Overview
H Company has released Holotron-12B, a 12-billion parameter multimodal model designed specifically for computer-use agent applications. The model is now available on Hugging Face. Unlike most multimodal models optimized for static vision or instruction-following, Holotron-12B targets the unique demands of agentic workloads that require perception, decision-making, and action in interactive environments.

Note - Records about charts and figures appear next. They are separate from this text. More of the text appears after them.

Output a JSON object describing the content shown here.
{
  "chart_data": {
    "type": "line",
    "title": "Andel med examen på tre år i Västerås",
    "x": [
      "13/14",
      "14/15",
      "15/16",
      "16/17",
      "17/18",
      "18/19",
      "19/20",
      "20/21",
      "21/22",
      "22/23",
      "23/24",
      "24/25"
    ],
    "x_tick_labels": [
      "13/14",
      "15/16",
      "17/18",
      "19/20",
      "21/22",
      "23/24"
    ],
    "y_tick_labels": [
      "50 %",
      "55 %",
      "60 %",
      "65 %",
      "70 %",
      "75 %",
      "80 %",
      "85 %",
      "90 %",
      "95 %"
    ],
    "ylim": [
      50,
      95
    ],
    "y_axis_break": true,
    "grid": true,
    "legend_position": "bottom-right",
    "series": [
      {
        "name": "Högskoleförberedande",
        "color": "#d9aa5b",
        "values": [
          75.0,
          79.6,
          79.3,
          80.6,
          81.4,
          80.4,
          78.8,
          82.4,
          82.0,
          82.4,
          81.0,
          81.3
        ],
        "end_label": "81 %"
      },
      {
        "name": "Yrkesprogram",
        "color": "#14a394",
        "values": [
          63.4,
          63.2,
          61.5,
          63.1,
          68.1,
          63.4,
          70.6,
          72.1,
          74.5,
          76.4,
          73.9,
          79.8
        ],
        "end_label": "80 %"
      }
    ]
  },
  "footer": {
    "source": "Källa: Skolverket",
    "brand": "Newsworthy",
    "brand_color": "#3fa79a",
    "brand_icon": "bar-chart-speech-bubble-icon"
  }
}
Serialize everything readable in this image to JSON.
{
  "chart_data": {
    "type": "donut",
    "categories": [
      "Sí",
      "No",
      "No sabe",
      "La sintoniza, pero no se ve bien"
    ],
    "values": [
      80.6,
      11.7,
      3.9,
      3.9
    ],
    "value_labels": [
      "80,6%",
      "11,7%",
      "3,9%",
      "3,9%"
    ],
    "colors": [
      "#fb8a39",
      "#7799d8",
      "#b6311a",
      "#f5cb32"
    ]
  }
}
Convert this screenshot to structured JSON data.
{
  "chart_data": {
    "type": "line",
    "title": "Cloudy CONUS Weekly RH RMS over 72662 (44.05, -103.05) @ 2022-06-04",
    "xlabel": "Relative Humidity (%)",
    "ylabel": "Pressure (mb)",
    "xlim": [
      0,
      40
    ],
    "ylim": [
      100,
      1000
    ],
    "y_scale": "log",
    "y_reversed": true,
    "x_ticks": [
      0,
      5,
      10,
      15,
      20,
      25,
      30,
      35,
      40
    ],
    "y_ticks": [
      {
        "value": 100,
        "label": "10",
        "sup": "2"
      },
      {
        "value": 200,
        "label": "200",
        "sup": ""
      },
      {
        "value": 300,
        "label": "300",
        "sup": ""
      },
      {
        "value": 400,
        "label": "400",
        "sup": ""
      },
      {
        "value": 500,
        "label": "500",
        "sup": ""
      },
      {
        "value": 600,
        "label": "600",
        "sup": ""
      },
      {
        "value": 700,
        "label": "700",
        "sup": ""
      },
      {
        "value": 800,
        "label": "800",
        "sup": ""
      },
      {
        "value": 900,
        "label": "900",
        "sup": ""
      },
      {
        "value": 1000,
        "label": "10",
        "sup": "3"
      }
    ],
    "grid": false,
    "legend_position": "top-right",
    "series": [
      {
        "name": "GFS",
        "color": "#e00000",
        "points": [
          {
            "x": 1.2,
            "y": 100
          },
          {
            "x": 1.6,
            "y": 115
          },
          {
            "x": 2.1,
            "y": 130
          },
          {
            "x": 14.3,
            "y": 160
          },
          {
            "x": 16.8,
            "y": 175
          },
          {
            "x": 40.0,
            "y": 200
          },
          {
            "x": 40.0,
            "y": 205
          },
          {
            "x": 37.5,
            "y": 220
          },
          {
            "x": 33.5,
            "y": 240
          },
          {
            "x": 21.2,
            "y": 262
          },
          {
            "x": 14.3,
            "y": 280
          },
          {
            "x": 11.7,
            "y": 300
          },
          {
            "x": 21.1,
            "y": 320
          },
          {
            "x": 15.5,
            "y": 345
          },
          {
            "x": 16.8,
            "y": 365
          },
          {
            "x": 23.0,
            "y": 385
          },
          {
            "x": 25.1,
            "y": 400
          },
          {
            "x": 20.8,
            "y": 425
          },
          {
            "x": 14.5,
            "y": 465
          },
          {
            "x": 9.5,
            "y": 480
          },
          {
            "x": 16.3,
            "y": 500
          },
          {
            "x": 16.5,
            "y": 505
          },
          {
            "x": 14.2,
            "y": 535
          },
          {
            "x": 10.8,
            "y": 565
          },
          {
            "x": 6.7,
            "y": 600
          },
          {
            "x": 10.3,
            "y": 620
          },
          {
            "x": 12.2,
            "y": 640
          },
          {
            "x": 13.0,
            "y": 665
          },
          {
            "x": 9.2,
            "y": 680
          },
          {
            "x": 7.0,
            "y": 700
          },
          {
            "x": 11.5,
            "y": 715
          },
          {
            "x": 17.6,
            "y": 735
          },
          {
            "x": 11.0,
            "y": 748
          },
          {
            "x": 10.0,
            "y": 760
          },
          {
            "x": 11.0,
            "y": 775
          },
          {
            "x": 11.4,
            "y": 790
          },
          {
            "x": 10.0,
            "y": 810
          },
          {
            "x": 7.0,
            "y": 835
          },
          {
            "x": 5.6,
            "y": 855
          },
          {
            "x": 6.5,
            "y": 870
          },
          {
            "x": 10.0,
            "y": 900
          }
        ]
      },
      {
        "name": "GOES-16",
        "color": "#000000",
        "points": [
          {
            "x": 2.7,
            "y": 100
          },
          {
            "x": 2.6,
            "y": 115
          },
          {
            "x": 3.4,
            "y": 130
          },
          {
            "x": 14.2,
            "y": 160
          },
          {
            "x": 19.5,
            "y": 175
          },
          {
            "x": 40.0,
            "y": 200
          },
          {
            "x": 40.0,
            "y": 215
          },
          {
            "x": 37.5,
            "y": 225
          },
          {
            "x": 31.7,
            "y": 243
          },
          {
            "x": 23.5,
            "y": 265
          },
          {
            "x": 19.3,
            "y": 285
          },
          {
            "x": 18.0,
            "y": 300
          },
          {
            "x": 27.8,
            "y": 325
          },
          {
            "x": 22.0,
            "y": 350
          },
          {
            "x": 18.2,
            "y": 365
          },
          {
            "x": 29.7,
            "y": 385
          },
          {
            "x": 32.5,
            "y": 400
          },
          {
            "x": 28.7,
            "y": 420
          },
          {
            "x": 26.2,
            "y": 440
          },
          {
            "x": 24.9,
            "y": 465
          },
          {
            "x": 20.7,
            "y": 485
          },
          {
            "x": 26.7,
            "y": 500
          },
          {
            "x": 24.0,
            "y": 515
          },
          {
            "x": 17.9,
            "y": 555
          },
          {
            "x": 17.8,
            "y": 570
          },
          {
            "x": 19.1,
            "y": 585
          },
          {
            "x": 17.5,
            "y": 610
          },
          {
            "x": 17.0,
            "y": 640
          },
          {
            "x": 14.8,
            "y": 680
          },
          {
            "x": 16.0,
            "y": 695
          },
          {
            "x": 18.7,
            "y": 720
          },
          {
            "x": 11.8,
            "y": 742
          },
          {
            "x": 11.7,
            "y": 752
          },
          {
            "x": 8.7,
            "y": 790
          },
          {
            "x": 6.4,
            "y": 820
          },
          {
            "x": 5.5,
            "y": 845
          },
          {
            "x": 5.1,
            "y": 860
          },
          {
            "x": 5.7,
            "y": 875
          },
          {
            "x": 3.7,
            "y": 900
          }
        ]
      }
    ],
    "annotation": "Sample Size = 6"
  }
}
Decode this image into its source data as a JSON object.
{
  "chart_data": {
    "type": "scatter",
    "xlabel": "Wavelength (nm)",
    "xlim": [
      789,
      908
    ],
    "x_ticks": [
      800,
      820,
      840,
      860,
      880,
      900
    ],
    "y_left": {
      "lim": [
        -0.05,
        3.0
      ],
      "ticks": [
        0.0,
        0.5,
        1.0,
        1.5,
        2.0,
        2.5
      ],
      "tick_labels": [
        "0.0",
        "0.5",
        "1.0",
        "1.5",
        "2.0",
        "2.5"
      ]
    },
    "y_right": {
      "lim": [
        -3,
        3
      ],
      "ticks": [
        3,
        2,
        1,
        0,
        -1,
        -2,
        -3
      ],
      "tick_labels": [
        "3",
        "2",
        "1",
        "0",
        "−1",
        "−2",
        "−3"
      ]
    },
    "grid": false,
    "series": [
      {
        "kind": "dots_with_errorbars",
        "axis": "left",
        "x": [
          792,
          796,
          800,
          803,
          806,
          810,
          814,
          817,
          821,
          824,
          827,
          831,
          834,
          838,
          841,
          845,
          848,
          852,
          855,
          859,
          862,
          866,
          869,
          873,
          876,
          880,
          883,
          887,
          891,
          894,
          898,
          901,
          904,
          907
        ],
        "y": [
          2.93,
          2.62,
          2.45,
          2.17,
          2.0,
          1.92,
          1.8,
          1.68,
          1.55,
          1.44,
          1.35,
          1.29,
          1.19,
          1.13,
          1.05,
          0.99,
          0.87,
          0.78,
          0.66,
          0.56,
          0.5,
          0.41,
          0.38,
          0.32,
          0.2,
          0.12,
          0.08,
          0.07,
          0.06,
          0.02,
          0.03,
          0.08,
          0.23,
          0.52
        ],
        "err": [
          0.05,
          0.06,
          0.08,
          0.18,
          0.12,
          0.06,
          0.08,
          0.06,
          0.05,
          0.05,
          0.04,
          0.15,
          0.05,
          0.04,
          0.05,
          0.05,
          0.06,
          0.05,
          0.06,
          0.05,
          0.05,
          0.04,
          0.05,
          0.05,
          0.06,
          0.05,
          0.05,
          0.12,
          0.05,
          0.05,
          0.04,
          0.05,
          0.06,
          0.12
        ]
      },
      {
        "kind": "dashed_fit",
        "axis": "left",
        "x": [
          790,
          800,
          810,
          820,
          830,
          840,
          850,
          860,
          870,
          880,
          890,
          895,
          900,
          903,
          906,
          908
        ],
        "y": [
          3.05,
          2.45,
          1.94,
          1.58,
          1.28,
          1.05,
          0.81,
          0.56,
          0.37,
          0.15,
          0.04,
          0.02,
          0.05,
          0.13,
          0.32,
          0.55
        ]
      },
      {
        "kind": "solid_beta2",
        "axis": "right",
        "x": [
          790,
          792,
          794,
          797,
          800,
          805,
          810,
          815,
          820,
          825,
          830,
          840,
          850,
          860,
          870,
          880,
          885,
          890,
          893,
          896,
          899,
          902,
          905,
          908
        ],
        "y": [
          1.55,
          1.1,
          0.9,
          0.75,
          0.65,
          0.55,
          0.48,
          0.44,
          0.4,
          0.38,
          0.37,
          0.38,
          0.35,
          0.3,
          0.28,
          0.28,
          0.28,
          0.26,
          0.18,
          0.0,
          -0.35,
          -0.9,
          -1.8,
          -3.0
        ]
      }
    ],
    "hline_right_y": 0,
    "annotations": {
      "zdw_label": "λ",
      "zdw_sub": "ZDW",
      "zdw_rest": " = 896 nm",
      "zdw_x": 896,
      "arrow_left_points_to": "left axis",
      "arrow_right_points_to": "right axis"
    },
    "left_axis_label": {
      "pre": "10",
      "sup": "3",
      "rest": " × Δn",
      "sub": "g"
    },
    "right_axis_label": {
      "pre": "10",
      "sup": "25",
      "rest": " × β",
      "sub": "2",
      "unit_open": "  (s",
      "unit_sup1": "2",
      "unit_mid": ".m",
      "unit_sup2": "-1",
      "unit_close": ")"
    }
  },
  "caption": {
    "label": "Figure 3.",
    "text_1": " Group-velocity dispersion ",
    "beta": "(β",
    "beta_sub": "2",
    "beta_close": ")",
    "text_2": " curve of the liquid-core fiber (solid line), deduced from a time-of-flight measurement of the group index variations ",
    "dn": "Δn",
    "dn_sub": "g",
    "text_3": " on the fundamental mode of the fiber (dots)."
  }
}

Architecture & Performance
The key innovation is Holotron-12B's hybrid State-Space Model (SSM) and attention architecture, which delivers significant efficiency gains over purely transformer-based approaches:
- Superior long-context handling: SSMs avoid the quadratic computation costs of full attention mechanisms, making them ideal for agentic workflows involving multiple images and lengthy interaction histories
- Dramatically reduced memory footprint: Unlike vanilla attention which stores K and V cache activations per token and layer, SSMs maintain only constant state per layer per sequence, independent of context length
- High-throughput inference: The architecture is optimized for production-scale serving with efficient token generation
Foundation & Development
The model was post-trained from NVIDIA's open-source Nemotron-Nano-2 VL foundation using H Company's proprietary data mixture, demonstrating how additional training can significantly expand the capabilities of the base model. H Company is part of the NVIDIA Inception Program.
Getting Started
Developers can download and evaluate Holotron-12B from the Hugging Face model repository. The model is ready for integration into computer-use agent systems and supports long contexts with multiple concurrent images.